Devices running obnizOS 7 or later can execute Lua scripts on the device itself.
With the Lua Editor on obnizCloud, you can edit Lua in your browser and transfer/run it on your device, all in a single screen.

Opening the Editor

Open "Lua Editor" from the left menu of the developer's console. Sign-in is required.

When the editor opens, it automatically connects to your registered obniz device. Switching the device with the selector at the top reconnects to the newly selected device.

Requirements

  • The device must run obnizOS version 7 or later
  • When connected to a device with a version lower than 7, the Lua pane becomes read-only. You can update obnizOS (OTA) right from the banner shown at the top of the screen (device owner only)

Editing and Running Lua

Edit Lua in the main editor pane and run it with the following buttons.

Button Action
Run Runs the Lua on the device instantly without saving. It is lost after reboot
Save & run Saves to the device flash memory and runs it. It runs automatically after reboot
Save to cloud [Ctrl]+[S] Saves to the cloud storage tied to the obniz ID. It is restored the next time you open the editor

When you press "Run", the Lua being edited is also saved to the cloud automatically.

The lua> input below the editor lets you run a single line of Lua on the spot. It is useful for debugging, such as rewriting global variables of the running script.

Note that saving to flash (Save & run) is not available on devices without storage. In that case the button shows "No save on this device".

Inline JavaScript

In the JavaScript pane below the Lua editor, you can write and run JavaScript in the browser. The following variables are available in your code.

  • obniz : the connected Obniz instance
  • Obniz : the obniz.js class
  • view : the HTMLElement of the View area at the bottom right, which you can render DOM into

await is available, and the run finishes when your code completes (registered event handlers keep working afterwards).

Pressing "Run JS" also saves the JavaScript to the cloud storage tied to the obniz ID, and it is restored the next time you open the editor.

Lua and JavaScript Working Together

Data sent with cloud.pluginSend() on the Lua side can be received with obniz.plugin.onreceive on the JavaScript side.
In the other direction, JavaScript can execute arbitrary Lua on the device with obniz.plugin.execLua().

The default sample code demonstrates this interaction.

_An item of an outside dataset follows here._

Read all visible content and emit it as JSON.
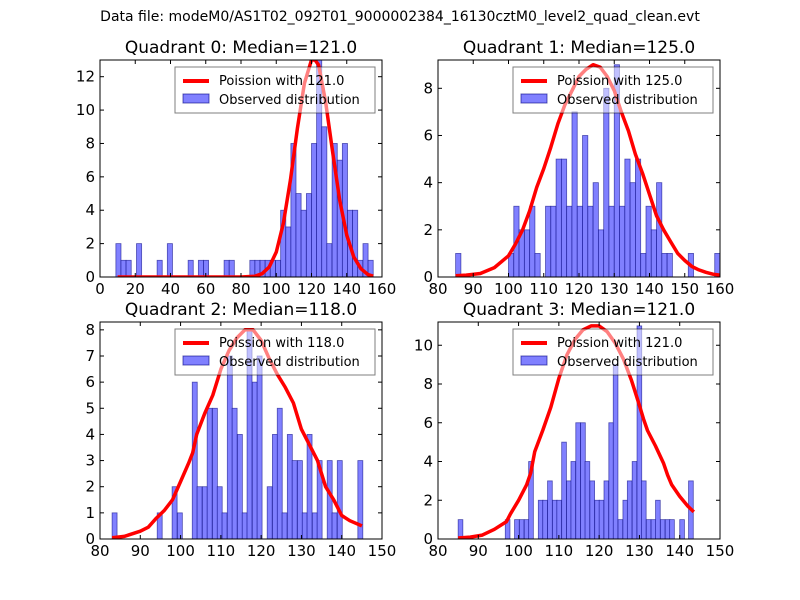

  • Lua: every 3 seconds, measures the io1 voltage, shows it on the display, sends it to JS with cloud.pluginSend(), and POSTs it to an external server over HTTP
  • JavaScript: draws a live graph of the received voltage in the View area, and changes the sending interval with obniz.plugin.execLua("INTERVAL_MS=...") via the input and button

Log

The log area at the bottom shows:

  • Connection state changes
  • Data received from cloud.pluginSend() on the Lua side (plugin <-)
  • Lua runtime errors on the device (obniz.plugin.onError)
  • console.log output of the inline JavaScript

About Storage

Lua and JavaScript are each saved to the cloud storage tied to the obniz ID. Unlike HTML programs and block programs, sign-in is required for reading and writing.